Cancellation in coroutines is cooperative, while exception propagation depends on whether the scope is regular or supervised. This is one of the most common senior interview topics because it mixes control flow, resilience, and lifecycle behavior.

Core Concepts

  • cancellation is a request, not a hard kill
  • suspend points are cancellation-aware
  • exceptions may cancel sibling coroutines in regular scopes
  • supervision isolates failures when appropriate

Internal Implementation

When a job is cancelled, coroutines observe that state and stop at suspension points or when explicitly checking isActive / ensureActive().

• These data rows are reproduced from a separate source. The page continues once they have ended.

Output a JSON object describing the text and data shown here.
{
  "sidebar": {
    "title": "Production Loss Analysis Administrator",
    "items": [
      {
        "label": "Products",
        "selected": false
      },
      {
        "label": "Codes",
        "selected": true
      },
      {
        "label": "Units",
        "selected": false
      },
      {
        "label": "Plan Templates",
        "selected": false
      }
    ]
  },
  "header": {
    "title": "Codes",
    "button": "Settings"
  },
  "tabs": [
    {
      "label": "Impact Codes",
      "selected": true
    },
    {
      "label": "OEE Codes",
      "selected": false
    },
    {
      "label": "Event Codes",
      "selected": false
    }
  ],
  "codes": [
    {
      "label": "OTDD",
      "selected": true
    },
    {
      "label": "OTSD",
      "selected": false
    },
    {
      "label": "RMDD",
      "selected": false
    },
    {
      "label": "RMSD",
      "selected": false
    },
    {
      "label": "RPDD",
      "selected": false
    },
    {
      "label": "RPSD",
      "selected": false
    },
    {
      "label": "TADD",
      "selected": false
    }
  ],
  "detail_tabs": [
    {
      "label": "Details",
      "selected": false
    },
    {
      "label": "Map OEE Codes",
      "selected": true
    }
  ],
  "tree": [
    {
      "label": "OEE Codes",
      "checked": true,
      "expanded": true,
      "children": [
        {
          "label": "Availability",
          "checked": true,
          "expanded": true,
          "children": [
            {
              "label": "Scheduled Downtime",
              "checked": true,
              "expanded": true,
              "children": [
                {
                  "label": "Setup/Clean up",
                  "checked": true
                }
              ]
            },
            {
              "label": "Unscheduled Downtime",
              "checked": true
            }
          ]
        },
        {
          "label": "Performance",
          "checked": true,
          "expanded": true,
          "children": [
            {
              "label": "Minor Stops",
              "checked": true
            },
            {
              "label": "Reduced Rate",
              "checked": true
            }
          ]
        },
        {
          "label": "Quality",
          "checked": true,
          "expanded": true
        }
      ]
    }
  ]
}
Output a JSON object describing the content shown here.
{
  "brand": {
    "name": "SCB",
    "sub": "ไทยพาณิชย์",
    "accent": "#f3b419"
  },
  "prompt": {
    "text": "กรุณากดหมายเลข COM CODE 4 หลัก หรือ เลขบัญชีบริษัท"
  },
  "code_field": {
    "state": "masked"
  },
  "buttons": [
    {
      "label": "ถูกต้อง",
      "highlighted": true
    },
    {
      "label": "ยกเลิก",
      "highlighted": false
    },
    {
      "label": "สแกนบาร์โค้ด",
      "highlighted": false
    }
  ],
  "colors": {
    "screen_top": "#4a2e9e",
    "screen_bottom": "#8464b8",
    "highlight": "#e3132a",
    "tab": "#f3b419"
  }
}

Exception model highlights:

  • launch surfaces uncaught exceptions to its parent/root handler
  • async stores exceptions until awaited
  • CoroutineExceptionHandler is a root-level safety net, not a general catch-all

Threading Model

Cancellation is independent of the thread a coroutine runs on. A coroutine can be cancelled on any dispatcher; the important part is whether the work cooperates with cancellation.

Coroutine / Flow Behavior

Flow operators such as collectLatest and flatMapLatest rely on cancellation semantics to cancel previous work when newer values arrive. This is why cancellation knowledge is essential for Flow debugging.

Code Examples

suspend fun loadData() = coroutineScope {
    val a = async { fetchA() }
    val b = async { fetchB() }
    a.await() + b.await()
}

suspend fun loop() {
    while (currentCoroutineContext().isActive) {
        delay(100)
    }
}

Common Interview Questions

  • Q: What is cooperative cancellation? A: Answer with correctness first and throughput second: cancellation model, dispatcher choice, bounded parallelism, and contention or latency measurements.
  • Q: How does async differ from launch in error handling? A: Answer with correctness first and throughput second: cancellation model, dispatcher choice, bounded parallelism, and contention or latency measurements.
  • Q: When do sibling coroutines get cancelled? A: Lead with correctness then throughput: choose dispatcher by workload type, keep critical sections small, cap parallelism, and monitor tail latency and queue depth.
  • Q: What does CoroutineExceptionHandler actually catch? A: Lead with correctness then throughput: choose dispatcher by workload type, keep critical sections small, cap parallelism, and monitor tail latency and queue depth.

Production Considerations

  • cancel work when UI or requests are no longer relevant
  • make sure cleanup runs in finally blocks
  • do not swallow cancellation exceptions accidentally
  • use supervision only where sibling independence is intended

Performance Insights

Proper cancellation prevents wasted CPU, duplicate network calls, and long-running work continuing after the user no longer needs it.

Senior-Level Insights

The strongest senior answers connect cancellation to lifecycle boundaries, error isolation, and the behavior of Flow operators under changing inputs.